Saturday, January 24, 2009

Christ and Culture: Introduction

Over the last few months, though the goal was prior to the elections and everything, I’ve been looking at how the church should engage politically – first through five views on church, state, and public policy and then through a brief book on just war. Now I’m working through a book called Christ and Culture by H. Richard Niebuhr. It is considered a classic. I most want to read DA Carson’s book Christ and Culture Revisited, but I figured I should visit before I revisit.

As with the previous books, I’ll roll out the book as I go. There is plenty of introductory material – some by the author, but plenty by others who want to honor Niebuhr. His book is pushing 60 years old. Martin Marty gets defensive when Niebuhr is unjustly criticized. The criticism that some level is that Niebuhr’s different models of Christ and Culture are overly-simplified. Marty agrees with the statement, but clarifies what Niebuhr is trying to do. (I know this may sound boring, but it will possibly keep us from unjust criticism and saying Niebuhr did or didn’t do something that was never his intent).

Niebuhr’s goal in using (shudder the word) generalizations is not to say each person or social activist fits in each one perfectly, but they are generalizations that allow us to speak along basic contours and then details can be tweaked from there. Futhermore, his goal is that people would understand where others are coming from and see, even if one doesn't agree, how those different from us think and come to their conclusions. A noble task in my book. I’ll wade through these five models, as well as an Intro and Conlusion, over the next several weeks (I hope).

But in the meantime, which of these five titles is most appealing to you?

Christ Against Culture
The Christ of Culture
Christ Above Culture
Christ and Culture in Paradox
Christ the Transformer of Culture

4 comments:

Anonymous said...

Just discovered your posts on Christ and Culture. I am looking forward to catching up on them.

Justin said...

I hope you enjoy it. I mostly blog so I'll process what I'm reading a little better. If you want to dig deeper into it, I suggest "Revisiting Christ and Culture" by DA Carson (link in the margin). He summarizes this same book I am and has several chapters that unpack what cultural engagement should look like today. I've only read his chapter summarizing Niebuhr and started reading his critique, but I'm a big Carson fan and expect good things.
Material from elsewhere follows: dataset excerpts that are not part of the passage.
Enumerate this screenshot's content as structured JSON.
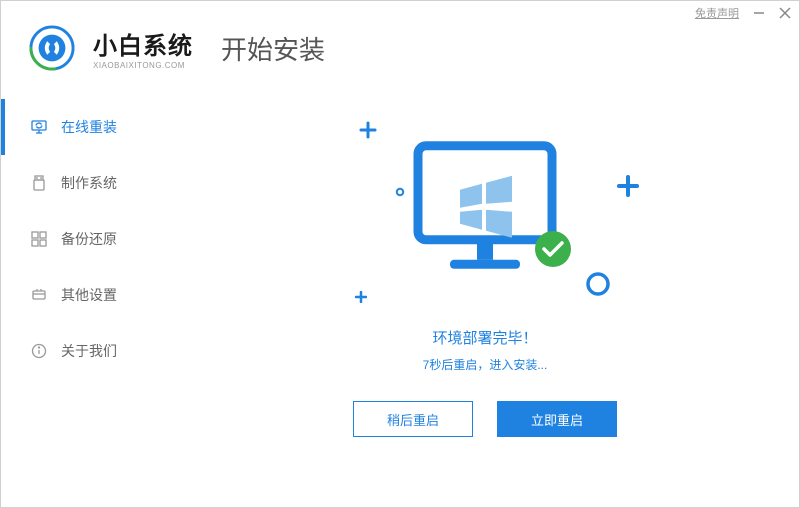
{
  "titlebar": {
    "disclaimer": "免责声明"
  },
  "brand": {
    "name": "小白系统",
    "url": "XIAOBAIXITONG.COM"
  },
  "page_title": "开始安装",
  "sidebar": {
    "items": [
      {
        "label": "在线重装",
        "icon": "monitor-refresh-icon",
        "active": true
      },
      {
        "label": "制作系统",
        "icon": "usb-icon",
        "active": false
      },
      {
        "label": "备份还原",
        "icon": "backup-icon",
        "active": false
      },
      {
        "label": "其他设置",
        "icon": "settings-icon",
        "active": false
      },
      {
        "label": "关于我们",
        "icon": "info-icon",
        "active": false
      }
    ]
  },
  "main": {
    "status_title": "环境部署完毕！",
    "status_sub": "7秒后重启，进入安装...",
    "btn_later": "稍后重启",
    "btn_now": "立即重启"
  },
  "colors": {
    "accent": "#1f82e0",
    "success": "#3cb04a"
  }
}
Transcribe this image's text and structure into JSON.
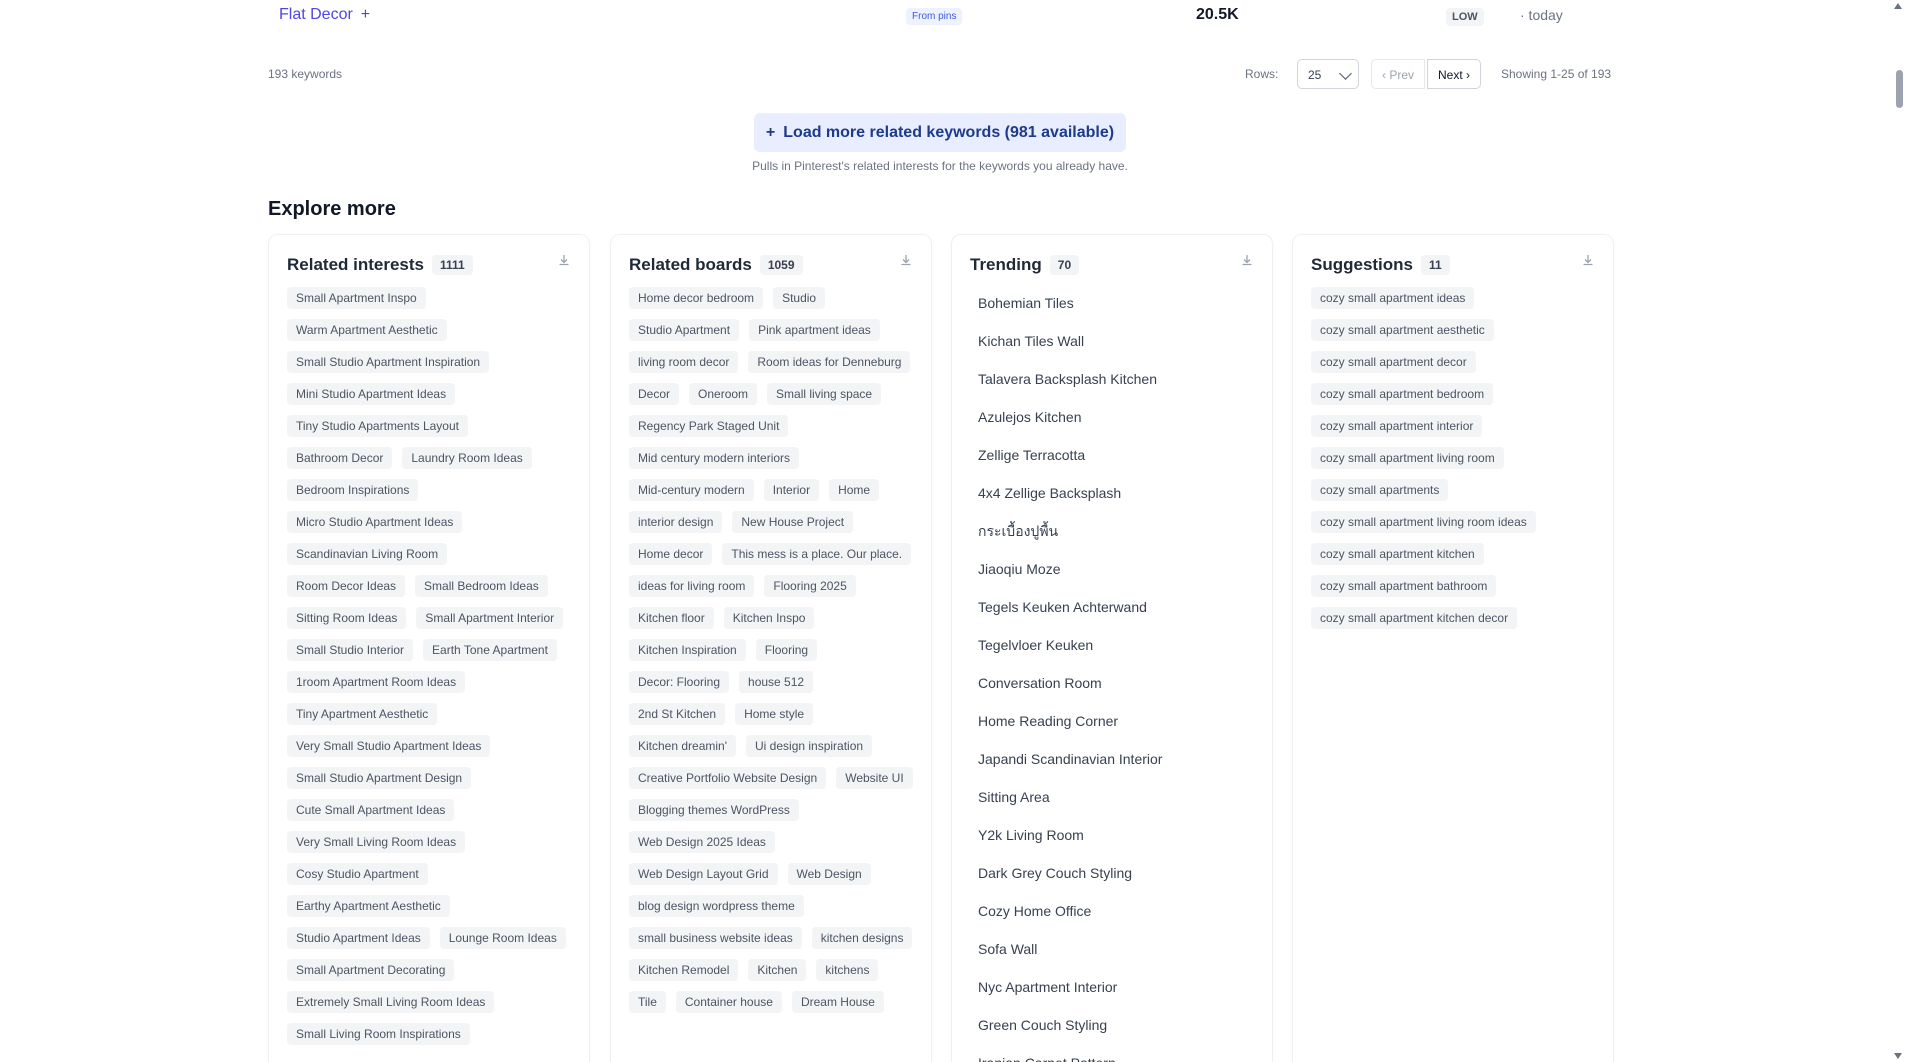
{
  "keyword_row": {
    "name": "Flat Decor",
    "add_label": "+",
    "source_badge": "From pins",
    "volume": "20.5K",
    "competition": "LOW",
    "date": "· today"
  },
  "pagination": {
    "count": "193 keywords",
    "rows_label": "Rows:",
    "rows_value": "25",
    "prev": "‹ Prev",
    "next": "Next ›",
    "showing": "Showing 1-25 of 193"
  },
  "load_more": {
    "label": "Load more related keywords (981 available)",
    "icon": "plus-icon",
    "note": "Pulls in Pinterest's related interests for the keywords you already have."
  },
  "explore": {
    "title": "Explore more",
    "related_interests": {
      "title": "Related interests",
      "count": "1111",
      "items": [
        "Small Apartment Inspo",
        "Warm Apartment Aesthetic",
        "Small Studio Apartment Inspiration",
        "Mini Studio Apartment Ideas",
        "Tiny Studio Apartments Layout",
        "Bathroom Decor",
        "Laundry Room Ideas",
        "Bedroom Inspirations",
        "Micro Studio Apartment Ideas",
        "Scandinavian Living Room",
        "Room Decor Ideas",
        "Small Bedroom Ideas",
        "Sitting Room Ideas",
        "Small Apartment Interior",
        "Small Studio Interior",
        "Earth Tone Apartment",
        "1room Apartment Room Ideas",
        "Tiny Apartment Aesthetic",
        "Very Small Studio Apartment Ideas",
        "Small Studio Apartment Design",
        "Cute Small Apartment Ideas",
        "Very Small Living Room Ideas",
        "Cosy Studio Apartment",
        "Earthy Apartment Aesthetic",
        "Studio Apartment Ideas",
        "Lounge Room Ideas",
        "Small Apartment Decorating",
        "Extremely Small Living Room Ideas",
        "Small Living Room Inspirations"
      ]
    },
    "related_boards": {
      "title": "Related boards",
      "count": "1059",
      "items": [
        "Home decor bedroom",
        "Studio",
        "Studio Apartment",
        "Pink apartment ideas",
        "living room decor",
        "Room ideas for Denneburg",
        "Decor",
        "Oneroom",
        "Small living space",
        "Regency Park Staged Unit",
        "Mid century modern interiors",
        "Mid-century modern",
        "Interior",
        "Home",
        "interior design",
        "New House Project",
        "Home decor",
        "This mess is a place. Our place.",
        "ideas for living room",
        "Flooring 2025",
        "Kitchen floor",
        "Kitchen Inspo",
        "Kitchen Inspiration",
        "Flooring",
        "Decor: Flooring",
        "house 512",
        "2nd St Kitchen",
        "Home style",
        "Kitchen dreamin'",
        "Ui design inspiration",
        "Creative Portfolio Website Design",
        "Website UI",
        "Blogging themes WordPress",
        "Web Design 2025 Ideas",
        "Web Design Layout Grid",
        "Web Design",
        "blog design wordpress theme",
        "small business website ideas",
        "kitchen designs",
        "Kitchen Remodel",
        "Kitchen",
        "kitchens",
        "Tile",
        "Container house",
        "Dream House"
      ]
    },
    "trending": {
      "title": "Trending",
      "count": "70",
      "items": [
        "Bohemian Tiles",
        "Kichan Tiles Wall",
        "Talavera Backsplash Kitchen",
        "Azulejos Kitchen",
        "Zellige Terracotta",
        "4x4 Zellige Backsplash",
        "กระเบื้องปูพื้น",
        "Jiaoqiu Moze",
        "Tegels Keuken Achterwand",
        "Tegelvloer Keuken",
        "Conversation Room",
        "Home Reading Corner",
        "Japandi Scandinavian Interior",
        "Sitting Area",
        "Y2k Living Room",
        "Dark Grey Couch Styling",
        "Cozy Home Office",
        "Sofa Wall",
        "Nyc Apartment Interior",
        "Green Couch Styling",
        "Iranian Carpet Pattern"
      ]
    },
    "suggestions": {
      "title": "Suggestions",
      "count": "11",
      "items": [
        "cozy small apartment ideas",
        "cozy small apartment aesthetic",
        "cozy small apartment decor",
        "cozy small apartment bedroom",
        "cozy small apartment interior",
        "cozy small apartment living room",
        "cozy small apartments",
        "cozy small apartment living room ideas",
        "cozy small apartment kitchen",
        "cozy small apartment bathroom",
        "cozy small apartment kitchen decor"
      ]
    },
    "download_icon": "download-icon"
  },
  "colors": {
    "accent": "#4f46e5",
    "load_more_bg": "#e8eeff",
    "tag_bg": "#f3f4f6"
  }
}
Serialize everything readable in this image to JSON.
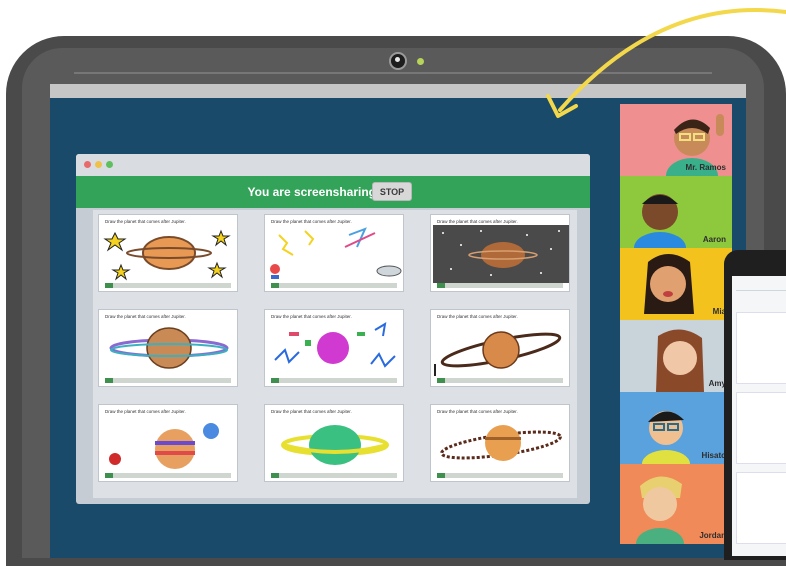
{
  "banner": {
    "text": "You are screensharing",
    "stop_label": "STOP"
  },
  "slide_prompt": "Draw the planet that comes after Jupiter.",
  "participants": [
    {
      "name": "Mr. Ramos",
      "bg": "#f08f8f"
    },
    {
      "name": "Aaron",
      "bg": "#8ec83c"
    },
    {
      "name": "Mia",
      "bg": "#f3c21d"
    },
    {
      "name": "Amy",
      "bg": "#c8d3da"
    },
    {
      "name": "Hisato",
      "bg": "#5aa2de"
    },
    {
      "name": "Jordan",
      "bg": "#f08a58"
    }
  ],
  "colors": {
    "screen": "#1a4a6a",
    "banner": "#33a35a",
    "arrow": "#f2d84a"
  },
  "icons": {
    "arrow": "curved-arrow-icon",
    "camera": "camera-icon"
  }
}
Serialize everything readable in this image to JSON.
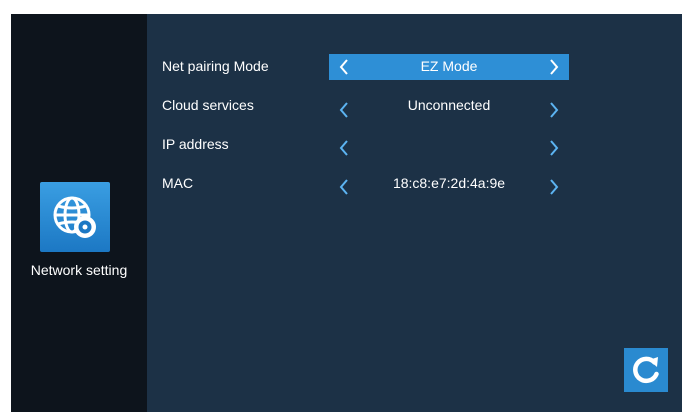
{
  "sidebar": {
    "app": {
      "label": "Network setting",
      "icon": "network-globe-gear-icon"
    }
  },
  "settings": {
    "rows": [
      {
        "label": "Net pairing Mode",
        "value": "EZ Mode",
        "selected": true
      },
      {
        "label": "Cloud services",
        "value": "Unconnected",
        "selected": false
      },
      {
        "label": "IP address",
        "value": "",
        "selected": false
      },
      {
        "label": "MAC",
        "value": "18:c8:e7:2d:4a:9e",
        "selected": false
      }
    ]
  },
  "actions": {
    "refresh_icon": "refresh-icon"
  },
  "colors": {
    "panel_bg": "#1c3146",
    "sidebar_bg": "#0d141c",
    "highlight": "#2e8fd6",
    "accent": "#5cb4f2"
  }
}
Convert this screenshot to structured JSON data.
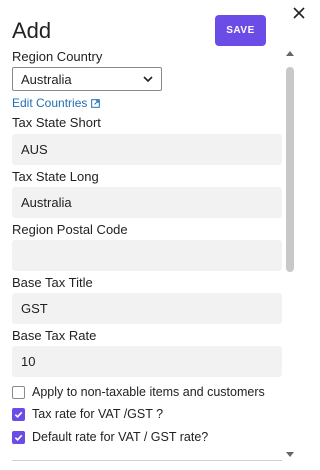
{
  "header": {
    "title": "Add",
    "save_label": "SAVE"
  },
  "form": {
    "region_country": {
      "label": "Region Country",
      "value": "Australia"
    },
    "edit_countries_label": "Edit Countries",
    "tax_state_short": {
      "label": "Tax State Short",
      "value": "AUS"
    },
    "tax_state_long": {
      "label": "Tax State Long",
      "value": "Australia"
    },
    "region_postal_code": {
      "label": "Region Postal Code",
      "value": ""
    },
    "base_tax_title": {
      "label": "Base Tax Title",
      "value": "GST"
    },
    "base_tax_rate": {
      "label": "Base Tax Rate",
      "value": "10"
    },
    "checkboxes": [
      {
        "label": "Apply to non-taxable items and customers",
        "checked": false
      },
      {
        "label": "Tax rate for VAT /GST ?",
        "checked": true
      },
      {
        "label": "Default rate for VAT / GST rate?",
        "checked": true
      }
    ]
  },
  "colors": {
    "accent": "#6b4ce6",
    "link": "#1f6fb5",
    "input_bg": "#f2f2f2"
  },
  "icons": {
    "close": "close-icon",
    "external_link": "external-link-icon",
    "select_arrow": "chevron-down-icon",
    "check": "check-icon"
  }
}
Hope you enjoy my summary, but there's lots of good stuff out there.

Anonymous said...

Thanks but I already read Christ and Culture Revisited. It had its good points and its disappointments.

Justin said...

I've been too busy to get to the blog much lately. Doing a little bit for Easter week, but haven't had much time to follow up. I'd love to know more of your critiques on Carson. Are they on your blog? If so, I'll do some looking around. If not, I'd love to hear them as I get ready to get into his book soon.